Wednesday, February 18, 2015
Noir in new places: Nesbø and Temple
Some of the purest noir being written today doesn't come from the U.S., or France, or the U.K. Two recent novels by Jo Nesbø (of Norway) and Peter Temple (of Australia) show what can be done with the genre today.
Nesbø's Blood on Snow, a stand along novel, is perhaps the purest noir of the two, and much more pure noir than the author's series featuring Harry Hole. The hero, Olav, is a hit man mostly by default--it's the only thing he's good at, having tried all sorts of other criminal enterprises without much success. He's also something of a stalker, staking out the wife of one of his victims and holding off on killing another who is his current assignment, while he watches her.
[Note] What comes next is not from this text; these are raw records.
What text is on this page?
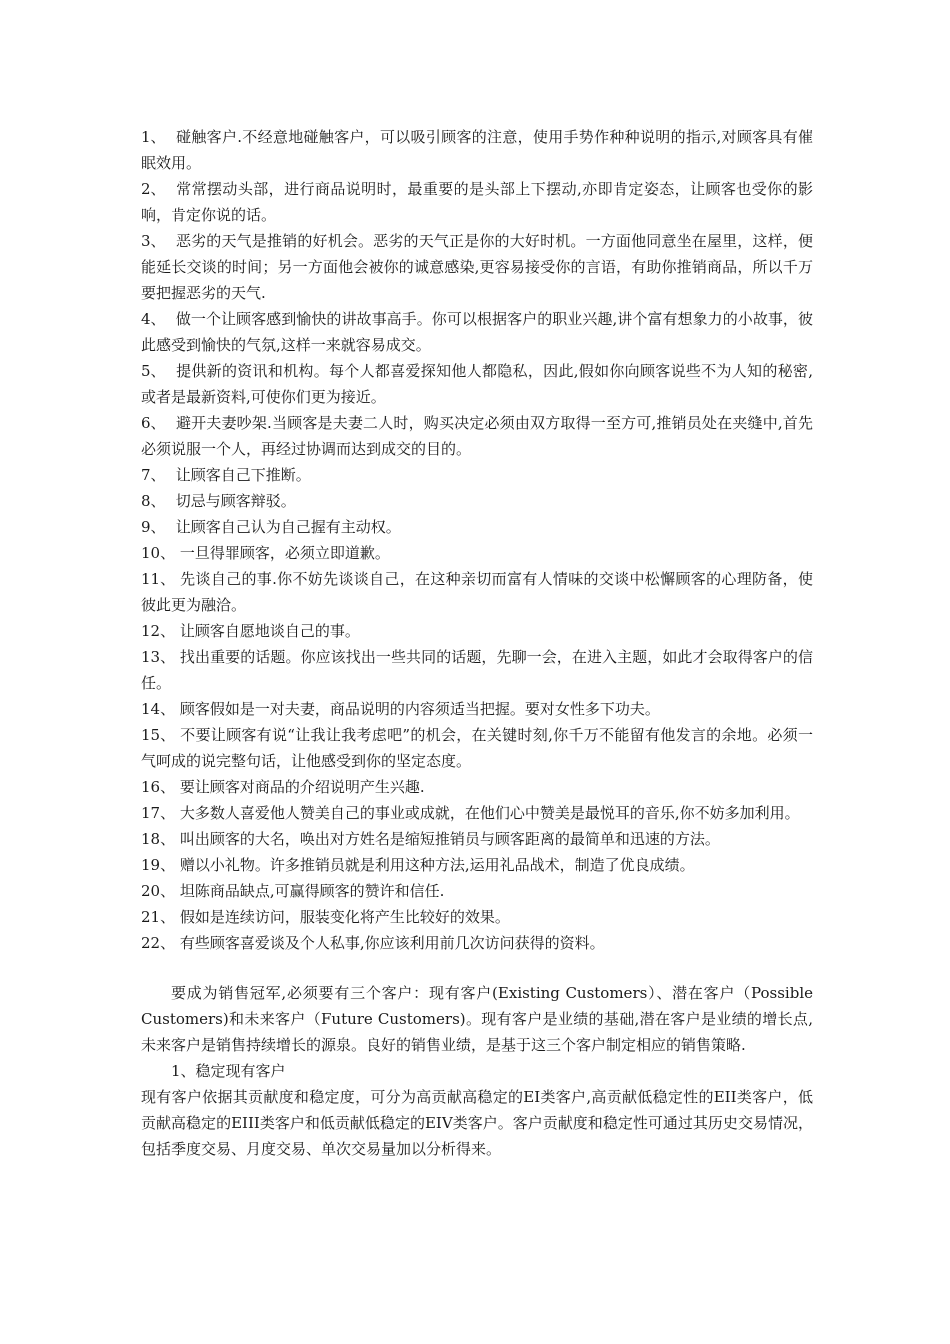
1、 碰触客户.不经意地碰触客户，可以吸引顾客的注意，使用手势作种种说明的指示,对顾客具有催眠效用。

2、 常常摆动头部，进行商品说明时，最重要的是头部上下摆动,亦即肯定姿态，让顾客也受你的影响，肯定你说的话。

3、 恶劣的天气是推销的好机会。恶劣的天气正是你的大好时机。一方面他同意坐在屋里，这样，便能延长交谈的时间；另一方面他会被你的诚意感染,更容易接受你的言语，有助你推销商品，所以千万要把握恶劣的天气.

4、 做一个让顾客感到愉快的讲故事高手。你可以根据客户的职业兴趣,讲个富有想象力的小故事，彼此感受到愉快的气氛,这样一来就容易成交。

5、 提供新的资讯和机构。每个人都喜爱探知他人都隐私，因此,假如你向顾客说些不为人知的秘密,或者是最新资料,可使你们更为接近。

6、 避开夫妻吵架.当顾客是夫妻二人时，购买决定必须由双方取得一至方可,推销员处在夹缝中,首先必须说服一个人，再经过协调而达到成交的目的。

7、 让顾客自己下推断。

8、 切忌与顾客辩驳。

9、 让顾客自己认为自己握有主动权。

10、 一旦得罪顾客，必须立即道歉。

11、 先谈自己的事.你不妨先谈谈自己，在这种亲切而富有人情味的交谈中松懈顾客的心理防备，使彼此更为融洽。

12、 让顾客自愿地谈自己的事。

13、 找出重要的话题。你应该找出一些共同的话题，先聊一会，在进入主题，如此才会取得客户的信任。

14、 顾客假如是一对夫妻，商品说明的内容须适当把握。要对女性多下功夫。

15、 不要让顾客有说“让我让我考虑吧”的机会，在关键时刻,你千万不能留有他发言的余地。必须一气呵成的说完整句话，让他感受到你的坚定态度。

16、 要让顾客对商品的介绍说明产生兴趣.

17、 大多数人喜爱他人赞美自己的事业或成就，在他们心中赞美是最悦耳的音乐,你不妨多加利用。

18、 叫出顾客的大名，唤出对方姓名是缩短推销员与顾客距离的最简单和迅速的方法。

19、 赠以小礼物。许多推销员就是利用这种方法,运用礼品战术，制造了优良成绩。

20、 坦陈商品缺点,可赢得顾客的赞许和信任.

21、 假如是连续访问，服装变化将产生比较好的效果。

22、 有些顾客喜爱谈及个人私事,你应该利用前几次访问获得的资料。

要成为销售冠军,必须要有三个客户：现有客户(Existing Customers）、潜在客户（Possible Customers)和未来客户（Future Customers)。现有客户是业绩的基础,潜在客户是业绩的增长点,未来客户是销售持续增长的源泉。良好的销售业绩，是基于这三个客户制定相应的销售策略.

1、稳定现有客户

现有客户依据其贡献度和稳定度，可分为高贡献高稳定的EI类客户,高贡献低稳定性的EII类客户，低贡献高稳定的EIII类客户和低贡献低稳定的EIV类客户。客户贡献度和稳定性可通过其历史交易情况，包括季度交易、月度交易、单次交易量加以分析得来。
He has a sentimental streak that keeps him human, along with his love of reading (despite his dyslexia). Once he goes off the rails, defying his boss (a drug dealer) and trying to enlist the help of a rival gang, we descend along with him into a noir spiral as he attempts to escape his situation and save someone else along the way. The end is a contrast between a hopeful vision and a cruel truth.
Temple's Jack Irish books have always had strong elements of noir, in the lapsed lawyer at the center of the stories, who lost his wife to an angry client before the series started. And some of the broader elements of noir are also here: Jack works odd jobs (sometimes very odd) for a racetrack manipulator and former jockey (and his elegant but violent helper) and other shady characters. But Jack also has an avocation rather different from the average noir hero: he's learning high-end furniture craft from an artist of the medium, an emigre from Europe who is his gruff mentor and teacher in the trade. And Jack has an occasional love interest, a reporter, who is an on-again, off-again solace. Jack, unlike Nesbø's hero, is a smart-ass, like so many central characters in classic noir, and like them he is the frequent victim of more powerful and more violent enemies that he collects in his pursuit of clarity or justice.
In White Dog, he's hired to collect evidence yhsy might clear an artist who is accused of killing her former lover. In the process, Jack walks into a nest of powerbrokers involved in another of the classic noir tropes, property development. The ruthlessness of these developers leads to deaths, beatings, and an encounter with the nasty dog of the book's title. But the other elements of the story, including the revival of a lapsed racehorse and some elegant sounding furniture, give some respite to Jack and the reader (more so than Olav, who only has the solace of fanstasies of love and escape).
Blood on Snow is evidently set for film adaptation, involving Leonardo di Caprio. Somehow that doesn't seem too promising (let me know if you're more hopeful about the film). The Jack Irish series is the basis for a set of Australian films starring Guy Pearce that are in fact a pretty good version of the stories, with convincing performances by Pearce and the rest of the cast. As far as I know, White Dog hasn't yet been filmed.